Desperate Yazidi refugees trapped on a mountain in northern Iraq have swarmed aboard an Iraqi chopper as it flew over IS lines to drop aid and pick up as many refugees as it could safely transport.
Thousands of terrified people, mostly from minorities that have been persecuted by jihadists, ran to the mountain a week ago when militants overran the Sinjar region.
They found themselves trapped on Mount Sinjar in northern Iraq in the searing summer heat with little to eat or drink.
US planes have joined Iraqi forces in attempting to bring aid to thousands of Yazidis trapped on an exposed mountain and under attack by the IS militants who had driven them from their homes.
On Monday, the Pentagon said US fighter jets had carried out four strikes on IS checkpoints and vehicles around Mount Sinjar in “defense of internally displaced Yazidi civilians in the area”.
A US official said the mission was “to protect US aircraft that are supporting humanitarian assistance around Mount Sinjar and to target those ISIL positions that are laying siege to Mount Sinjar”.
US and Iraqi aircraft have managed to drop some aid to Yazidi refugees, and others have been rescued by Iraqi helicopters or Kurdish troops, but many more are thought to be trapped.
Earlier reports stated that at least 20,000 civilians had safely escaped to Syria and been escorted by Kurdish forces back into Iraq.
Shawkat Barbahari, an official from the autonomous Kurdish region of northern Iraq put the number of people who escaped the siege and crossed back into Iraqi Kurdistan at 30,000.
“The Kurdish peshmerga forces have succeeded in making 30,000 Yazidis who fled Mount Sinjar, most of them women and children, cross into Syria and return to Kurdistan,” said Barbahari, who is in charge of the Fishkhabur crossing with Syria.

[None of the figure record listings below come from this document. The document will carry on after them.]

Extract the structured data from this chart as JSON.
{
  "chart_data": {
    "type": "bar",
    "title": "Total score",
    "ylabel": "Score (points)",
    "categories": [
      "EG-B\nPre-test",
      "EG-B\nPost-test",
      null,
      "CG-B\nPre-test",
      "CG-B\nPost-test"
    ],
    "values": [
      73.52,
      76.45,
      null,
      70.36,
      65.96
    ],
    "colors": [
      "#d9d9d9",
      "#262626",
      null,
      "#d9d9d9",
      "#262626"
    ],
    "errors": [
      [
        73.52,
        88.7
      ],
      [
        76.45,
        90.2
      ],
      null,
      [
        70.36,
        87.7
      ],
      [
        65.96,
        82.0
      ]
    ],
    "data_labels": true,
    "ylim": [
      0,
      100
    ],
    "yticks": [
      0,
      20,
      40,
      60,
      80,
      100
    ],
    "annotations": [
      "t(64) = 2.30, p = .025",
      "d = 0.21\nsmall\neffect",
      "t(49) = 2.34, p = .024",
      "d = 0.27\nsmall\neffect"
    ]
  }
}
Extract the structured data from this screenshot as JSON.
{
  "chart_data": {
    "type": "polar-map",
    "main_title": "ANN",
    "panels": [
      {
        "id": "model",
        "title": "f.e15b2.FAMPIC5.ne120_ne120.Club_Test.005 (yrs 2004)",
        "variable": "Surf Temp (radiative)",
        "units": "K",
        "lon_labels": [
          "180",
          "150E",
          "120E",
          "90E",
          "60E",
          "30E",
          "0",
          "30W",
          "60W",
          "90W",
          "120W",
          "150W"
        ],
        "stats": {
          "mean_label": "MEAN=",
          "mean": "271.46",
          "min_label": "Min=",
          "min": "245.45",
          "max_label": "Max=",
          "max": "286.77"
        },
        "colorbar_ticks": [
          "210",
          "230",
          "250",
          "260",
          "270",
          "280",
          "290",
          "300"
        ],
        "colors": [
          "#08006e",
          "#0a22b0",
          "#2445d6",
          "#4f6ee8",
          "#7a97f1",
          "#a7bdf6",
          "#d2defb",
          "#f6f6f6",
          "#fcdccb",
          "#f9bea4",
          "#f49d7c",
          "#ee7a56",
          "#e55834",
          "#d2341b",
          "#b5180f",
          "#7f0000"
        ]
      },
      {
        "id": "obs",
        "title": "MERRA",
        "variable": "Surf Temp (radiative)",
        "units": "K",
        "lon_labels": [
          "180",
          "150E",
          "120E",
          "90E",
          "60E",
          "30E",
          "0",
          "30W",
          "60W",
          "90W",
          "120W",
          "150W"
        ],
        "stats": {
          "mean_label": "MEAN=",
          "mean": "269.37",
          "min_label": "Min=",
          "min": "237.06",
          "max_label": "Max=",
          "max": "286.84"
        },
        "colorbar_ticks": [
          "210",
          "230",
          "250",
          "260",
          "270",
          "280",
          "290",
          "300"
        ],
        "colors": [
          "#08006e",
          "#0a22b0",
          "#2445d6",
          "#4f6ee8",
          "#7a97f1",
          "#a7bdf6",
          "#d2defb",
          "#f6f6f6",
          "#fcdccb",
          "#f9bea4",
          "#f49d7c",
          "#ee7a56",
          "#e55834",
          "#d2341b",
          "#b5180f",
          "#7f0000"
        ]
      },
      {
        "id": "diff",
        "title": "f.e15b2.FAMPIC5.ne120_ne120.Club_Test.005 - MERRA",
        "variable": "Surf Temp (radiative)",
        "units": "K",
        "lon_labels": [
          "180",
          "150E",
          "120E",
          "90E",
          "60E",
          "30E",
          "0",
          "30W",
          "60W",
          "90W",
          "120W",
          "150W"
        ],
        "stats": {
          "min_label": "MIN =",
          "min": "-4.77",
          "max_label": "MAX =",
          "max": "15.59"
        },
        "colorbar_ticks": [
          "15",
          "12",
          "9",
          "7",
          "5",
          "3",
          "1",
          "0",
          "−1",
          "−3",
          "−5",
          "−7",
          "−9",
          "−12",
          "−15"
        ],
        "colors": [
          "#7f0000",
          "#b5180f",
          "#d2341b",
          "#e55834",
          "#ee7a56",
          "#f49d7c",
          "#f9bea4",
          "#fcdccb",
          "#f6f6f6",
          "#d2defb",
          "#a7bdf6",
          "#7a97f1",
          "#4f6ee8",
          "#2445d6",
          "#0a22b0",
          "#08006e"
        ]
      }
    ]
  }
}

“Most of them crossed yesterday and today, this operation is ongoing and we really don't know how many are still up there on the mountain”.
A spokesman for the UN Office for the Coordination of Humanitarian Affairs in Iraq said officials had been reporting to the UN that 15,000 to 20,000 people had escaped the siege.
Many Yazidis, across the region, have been displaced.